We found significant evidence that our proposed algorithms can express the hierarchical structure of medical codes more fully than ordinary Word2Vec models, and that this improvement carries forward into classification tasks. As part of this publication, we have released several sets of pretrained medical concept embeddings using the ICD-10 standard which significantly outperform other well-known pretrained vectors on our tested outcomes.

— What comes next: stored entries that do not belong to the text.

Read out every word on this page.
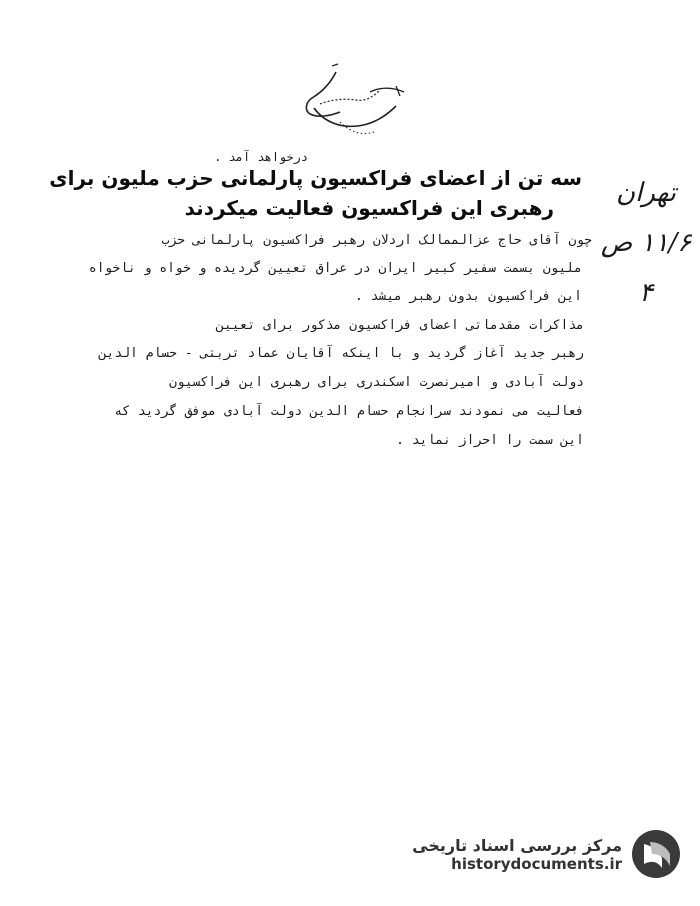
درخواهد آمد .
سه تن از اعضای فراکسیون پارلمانی حزب ملیون برای
رهبری این فراکسیون فعالیت میکردند
چون آقای حاج عزالممالک اردلان رهبر فراکسیون پارلمانی حزب
ملیون بسمت سفیر کبیر ایران در عراق تعیین گردیده و خواه و ناخواه
این فراکسیون بدون رهبر میشد .
مذاکرات مقدماتی اعضای فراکسیون مذکور برای تعیین
رهبر جدید آغاز گردید و با اینکه آقایان عماد تربتی - حسام الدین
دولت آبادی و امیرنصرت اسکندری برای رهبری این فراکسیون
فعالیت می نمودند سرانجام حسام الدین دولت آبادی موفق گردید که
این سمت را احراز نماید .
تهران ۱۱/۶ ص ۴
مرکز بررسی اسناد تاریخی
historydocuments.ir
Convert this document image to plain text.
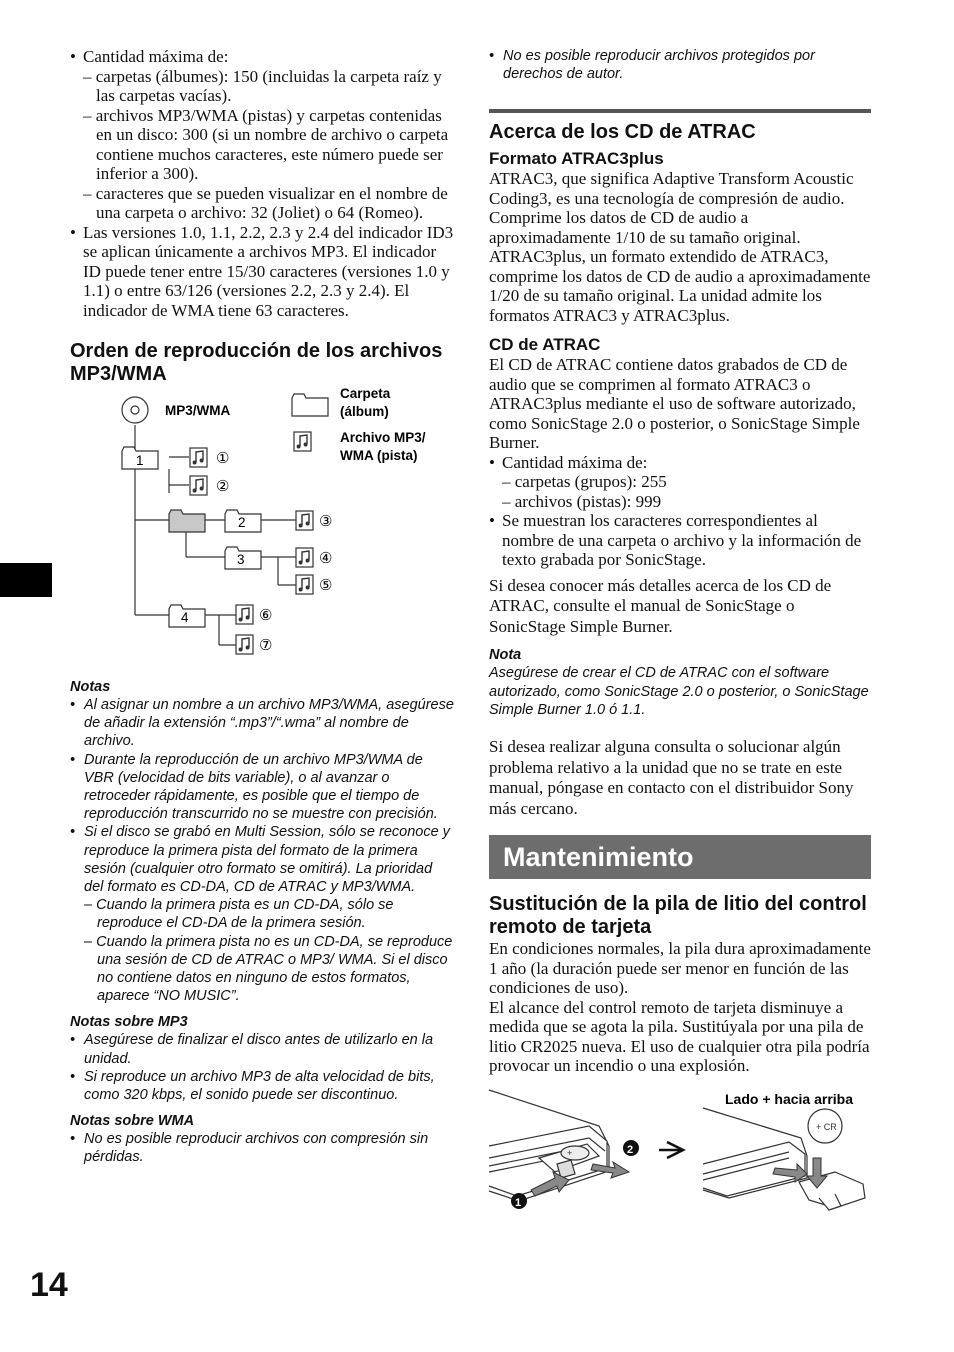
14

• Cantidad máxima de:

– carpetas (álbumes): 150 (incluidas la carpeta raíz y las carpetas vacías).

– archivos MP3/WMA (pistas) y carpetas contenidas en un disco: 300 (si un nombre de archivo o carpeta contiene muchos caracteres, este número puede ser inferior a 300).

– caracteres que se pueden visualizar en el nombre de una carpeta o archivo: 32 (Joliet) o 64 (Romeo).

• Las versiones 1.0, 1.1, 2.2, 2.3 y 2.4 del indicador ID3 se aplican únicamente a archivos MP3. El indicador ID puede tener entre 15/30 caracteres (versiones 1.0 y 1.1) o entre 63/126 (versiones 2.2, 2.3 y 2.4). El indicador de WMA tiene 63 caracteres.

Orden de reproducción de los archivos MP3/WMA
MP3/WMA
Carpeta
(álbum)
Archivo MP3/
WMA (pista)
1	①
②
2	③
3	④
⑤
4	⑥
⑦
Notas

• Al asignar un nombre a un archivo MP3/WMA, asegúrese de añadir la extensión “.mp3”/“.wma” al nombre de archivo.

• Durante la reproducción de un archivo MP3/WMA de VBR (velocidad de bits variable), o al avanzar o retroceder rápidamente, es posible que el tiempo de reproducción transcurrido no se muestre con precisión.

• Si el disco se grabó en Multi Session, sólo se reconoce y reproduce la primera pista del formato de la primera sesión (cualquier otro formato se omitirá). La prioridad del formato es CD-DA, CD de ATRAC y MP3/WMA.

– Cuando la primera pista es un CD-DA, sólo se reproduce el CD-DA de la primera sesión.

– Cuando la primera pista no es un CD-DA, se reproduce una sesión de CD de ATRAC o MP3/ WMA. Si el disco no contiene datos en ninguno de estos formatos, aparece “NO MUSIC”.

Notas sobre MP3

• Asegúrese de finalizar el disco antes de utilizarlo en la unidad.

• Si reproduce un archivo MP3 de alta velocidad de bits, como 320 kbps, el sonido puede ser discontinuo.

Notas sobre WMA

• No es posible reproducir archivos con compresión sin pérdidas.

• No es posible reproducir archivos protegidos por derechos de autor.

Acerca de los CD de ATRAC
Formato ATRAC3plus

ATRAC3, que significa Adaptive Transform Acoustic Coding3, es una tecnología de compresión de audio. Comprime los datos de CD de audio a aproximadamente 1/10 de su tamaño original. ATRAC3plus, un formato extendido de ATRAC3, comprime los datos de CD de audio a aproximadamente 1/20 de su tamaño original. La unidad admite los formatos ATRAC3 y ATRAC3plus.

CD de ATRAC

El CD de ATRAC contiene datos grabados de CD de audio que se comprimen al formato ATRAC3 o ATRAC3plus mediante el uso de software autorizado, como SonicStage 2.0 o posterior, o SonicStage Simple Burner.

• Cantidad máxima de:

– carpetas (grupos): 255

– archivos (pistas): 999

• Se muestran los caracteres correspondientes al nombre de una carpeta o archivo y la información de texto grabada por SonicStage.

Si desea conocer más detalles acerca de los CD de ATRAC, consulte el manual de SonicStage o SonicStage Simple Burner.

Nota

Asegúrese de crear el CD de ATRAC con el software autorizado, como SonicStage 2.0 o posterior, o SonicStage Simple Burner 1.0 ó 1.1.

Si desea realizar alguna consulta o solucionar algún problema relativo a la unidad que no se trate en este manual, póngase en contacto con el distribuidor Sony más cercano.

Mantenimiento
Sustitución de la pila de litio del control remoto de tarjeta

En condiciones normales, la pila dura aproximadamente 1 año (la duración puede ser menor en función de las condiciones de uso).

El alcance del control remoto de tarjeta disminuye a medida que se agota la pila. Sustitúyala por una pila de litio CR2025 nueva. El uso de cualquier otra pila podría provocar un incendio o una explosión.

Lado + hacia arriba
+
1
2
+ CR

构建并公开发布一组遵循ICD - 10编码标准的医学概念嵌入,将医学编码中的层次信息明确纳入嵌入公式。
我们使用来自美国大西洋中部一家大型综合医疗保健机构的约600,000名患者的数据集,通过对Word2Vec算法的几个新扩展来训练概念嵌入。我们的概念嵌入包括额外的实体,以考虑临床分类软件修订版(CCSR)数据集分配给编码的医学类别。我们将这些结果与公开发布的预训练嵌入集和替代训练方法进行比较。
我们发现,在将朴素聚类与CCSR提供的标准聚类进行比较的任务中,包含层次数据的Word2Vec模型优于普通的Word2Vec替代模型。我们的带有编码和类别的Skip - Gram模型与标准标签的归一化互信息达到61.4%,而传统Skip - Gram模型为57.5%。在处理两种不同结果的模型中,我们发现包含层次嵌入数据在96.2%的情况下提高了分类性能。在控制所有其他变量时,我们发现共同训练嵌入在66.7%的情况下提高了分类性能。我们发现所有模型都优于我们的竞争基准。
我们发现有重要证据表明,我们提出的算法比普通Word2Vec模型能更充分地表达医学编码的层次结构,并且这种改进在分类任务中得以延续。作为本出版物的一部分,我们使用ICD - 10标准发布了几组预训练的医学概念嵌入,在我们测试的结果上显著优于其他知名的预训练向量。